Apareceram mais tarde, quando descobri o caminho do liceu e as alegrias da rua, nos dias em que ficava em casa, entre as duas e as quatro, à hora em que as horas morrem. E aí nasceram as histórias. Ouvi-as todas muitas vezes, porque só vale a pena ouvir histórias se as ouvirmos muitas vezes, porque não interessa só saber contar uma história- interessa conhecer-lhe a essência. Só se consegue chegar à essência duma história quando no-la contam muitas vezes, todas as versões, todas as palavras, toda a história.
Nas tuas histórias havia um grande planalto a que deste o nome de Huíla e havia sítios misteriosos com nomes de feitiçio- a Chibia, a serra da Leba… Havia reinos e palácios estranhos que chamavas de sanzalas e quimbos e reis de cara preta sem princesas que salvar. Havia gado e mulheres que esmagavam o milho no pilão, porque as tuas histórias são de um tempo em que a riqueza ainda vinha da terra. Falavas de povos estranhos e davas-lhes nomes fantásticos- cuonhamas, mucobais e quiocos- e envolvias tudo com palavras mágicas duma língua que mais tarde soube chamar-se Umbundo. Nas tuas histórias também havia um mundo muito novo à espera de ser moldado e homens ainda de barro cru e de capacete colonial que o amavam de mãos fechadas. Havia um pai herói que fazia bem de rei justo e que era amado por todos. E por fim uma menina chamada Aurora que soube amar tanto esse pai-herói-rei.
Foi então que eu descobri que antes de eu ser tu já eras há muitas eras e que nem sempre tinhas sido velha. Para grande surpresa de garoto que descobre a infância da avó tu também tinhas sido menina e tinhas sonhado sonhos cor da terra nessa África lá longe. Descobri assim a tua infância dentro desses contornos esbatidos que fazem da infância de quem é velho toda uma nova mitologia.
Agora vem avó, que é tempo de mais histórias, e juntos sonhemos novamente de mãos dadas teus sonhos africanos de menina.

Estórias do Grande Júri e do Pequeno Ruiz

ao Lusillo

As estórias destes dois amigos nasceram faz já algum tempo, se a memória não me falha, em terras francesas.

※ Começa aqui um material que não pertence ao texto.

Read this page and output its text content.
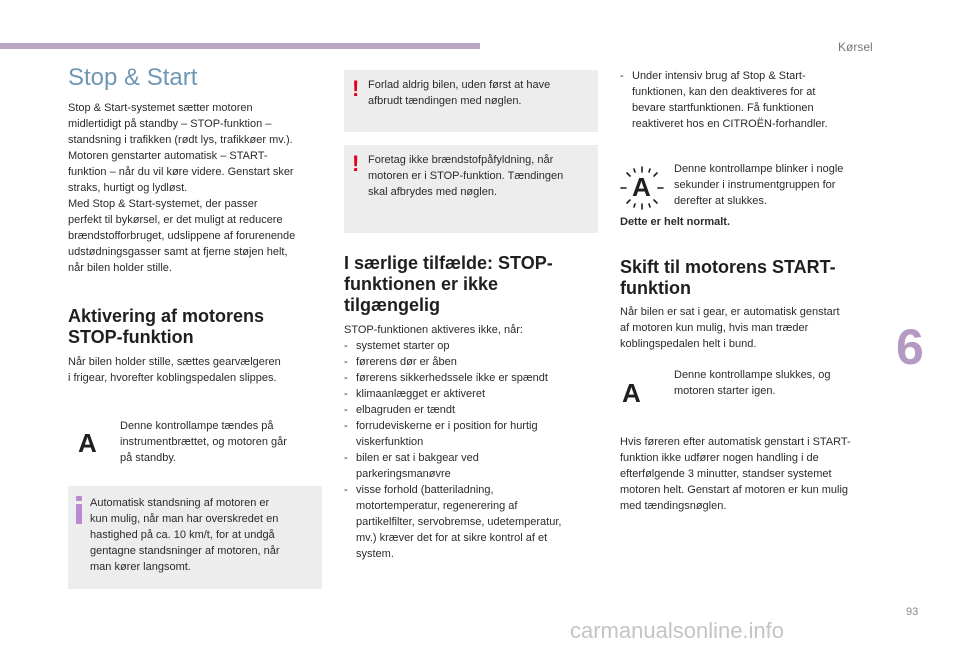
Kørsel
Stop & Start

Stop & Start-systemet sætter motoren

midlertidigt på standby – STOP-funktion –

standsning i trafikken (rødt lys, trafikkøer mv.).

Motoren genstarter automatisk – START-

funktion – når du vil køre videre. Genstart sker

straks, hurtigt og lydløst.

Med Stop & Start-systemet, der passer

perfekt til bykørsel, er det muligt at reducere

brændstofforbruget, udslippene af forurenende

udstødningsgasser samt at fjerne støjen helt,

når bilen holder stille.

Aktivering af motorens

STOP-funktion

Når bilen holder stille, sættes gearvælgeren

i frigear, hvorefter koblingspedalen slippes.

A

Denne kontrollampe tændes på

instrumentbrættet, og motoren går

på standby.

Automatisk standsning af motoren er

kun mulig, når man har overskredet en

hastighed på ca. 10 km/t, for at undgå

gentagne standsninger af motoren, når

man kører langsomt.

! Forlad aldrig bilen, uden først at have

afbrudt tændingen med nøglen.

! Foretag ikke brændstofpåfyldning, når

motoren er i STOP-funktion. Tændingen

skal afbrydes med nøglen.

I særlige tilfælde: STOP-

funktionen er ikke

tilgængelig

STOP-funktionen aktiveres ikke, når:

- systemet starter op
- førerens dør er åben
- førerens sikkerhedssele ikke er spændt
- klimaanlægget er aktiveret
- elbagruden er tændt
- forrudeviskerne er i position for hurtig
viskerfunktion
- bilen er sat i bakgear ved
parkeringsmanøvre
- visse forhold (batteriladning,
motortemperatur, regenerering af
partikelfilter, servobremse, udetemperatur,
mv.) kræver det for at sikre kontrol af et
system.
- Under intensiv brug af Stop & Start-
funktionen, kan den deaktiveres for at
bevare startfunktionen. Få funktionen
reaktiveret hos en CITROËN-forhandler.
A

Denne kontrollampe blinker i nogle

sekunder i instrumentgruppen for

derefter at slukkes.

Dette er helt normalt.

Skift til motorens START-

funktion

Når bilen er sat i gear, er automatisk genstart

af motoren kun mulig, hvis man træder

koblingspedalen helt i bund.

A

Denne kontrollampe slukkes, og

motoren starter igen.

Hvis føreren efter automatisk genstart i START-

funktion ikke udfører nogen handling i de

efterfølgende 3 minutter, standser systemet

motoren helt. Genstart af motoren er kun mulig

med tændingsnøglen.

6
93
carmanualsonline.info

O Grande Júri e o Pequeno Ruiz são dois amigos que gostam de andar por aí a passear. O primeiro é um grande C feito com a curva da mão esquerda e o segundo um pequeno e longo C feito com a curva da mão direita- a isto se resumem os nossos dois amigos.

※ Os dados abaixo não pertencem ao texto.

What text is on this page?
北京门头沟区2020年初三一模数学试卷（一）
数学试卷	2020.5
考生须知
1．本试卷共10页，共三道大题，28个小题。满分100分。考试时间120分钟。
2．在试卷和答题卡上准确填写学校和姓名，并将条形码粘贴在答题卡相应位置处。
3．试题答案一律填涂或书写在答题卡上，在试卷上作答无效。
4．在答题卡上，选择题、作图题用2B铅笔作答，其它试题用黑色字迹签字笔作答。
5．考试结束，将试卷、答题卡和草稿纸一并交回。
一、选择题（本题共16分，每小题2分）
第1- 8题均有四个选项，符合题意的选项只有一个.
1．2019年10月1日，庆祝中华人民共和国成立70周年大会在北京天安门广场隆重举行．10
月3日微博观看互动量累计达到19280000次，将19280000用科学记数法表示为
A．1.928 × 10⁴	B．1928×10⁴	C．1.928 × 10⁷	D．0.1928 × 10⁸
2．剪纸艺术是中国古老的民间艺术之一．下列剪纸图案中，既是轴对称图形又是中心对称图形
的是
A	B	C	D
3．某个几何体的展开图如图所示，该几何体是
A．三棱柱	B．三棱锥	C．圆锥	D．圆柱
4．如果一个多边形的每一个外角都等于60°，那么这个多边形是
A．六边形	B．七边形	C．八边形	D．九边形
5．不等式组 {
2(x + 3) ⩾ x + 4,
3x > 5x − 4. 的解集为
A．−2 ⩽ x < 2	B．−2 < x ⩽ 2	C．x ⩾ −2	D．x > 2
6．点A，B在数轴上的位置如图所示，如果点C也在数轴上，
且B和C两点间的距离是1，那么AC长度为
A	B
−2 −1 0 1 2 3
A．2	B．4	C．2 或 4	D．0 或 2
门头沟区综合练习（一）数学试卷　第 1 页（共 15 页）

O Grande Júri e o Pequeno Ruiz gostam de olhar para as pessoas e para o mundo e trocar ideias sobre aquilo que vêem e vivem. É isso que aqui hão-de fazer- deixar as suas impressões.

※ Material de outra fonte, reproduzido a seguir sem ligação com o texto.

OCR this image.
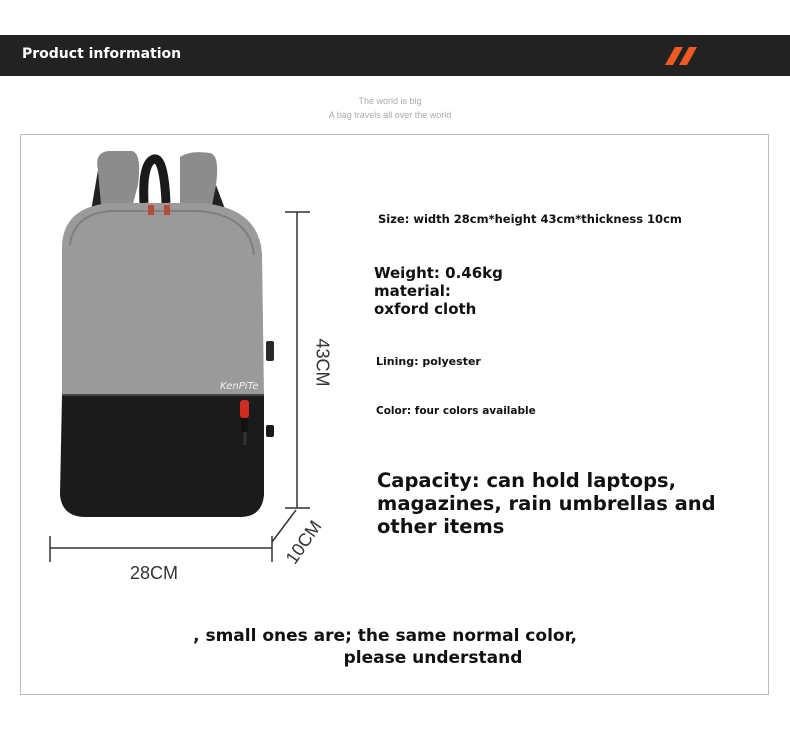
Product information
The world is big
A bag travels all over the world
KenPiTe
28CM
43CM
10CM
Size: width 28cm*height 43cm*thickness 10cm
Weight: 0.46kg
material:
oxford cloth
Lining: polyester
Color: four colors available
Capacity: can hold laptops,
magazines, rain umbrellas and
other items
, small ones are; the same normal color,
please understand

Divirtam-se com as estórias dos dois!

Sic Incipitur

Este blog nasce de uma grande vontade de escrever que existe em mim desde quase sempre. Aparece com uma descoberta lenta e deliciosa, que saboreei com cuidado, do valor das palavras. Surge de brincadeiras com as palavras dentro de uma infinitude que lhes oferecemos.

Este blog aparece também impulsionado por uma grande amiga, que por estas bandas virtuais dá pelo nome de colher de chá (vejam http://asvedettestambemseabanam.blogspot.com e adorem), que me encorajou a fazê-lo. Alguém que eu adoro e admiro e com quem partilho e discuto este gosto estranho e por vezes frustrante de escrever.

Sic Incipitur, assim se começa, um projecto que em mim se ambiciona há muito tempo. Porque quem escreve, escreve sempre para ser lido. E como diz Novalis "Urge que o leitor seja o autor-aumentado".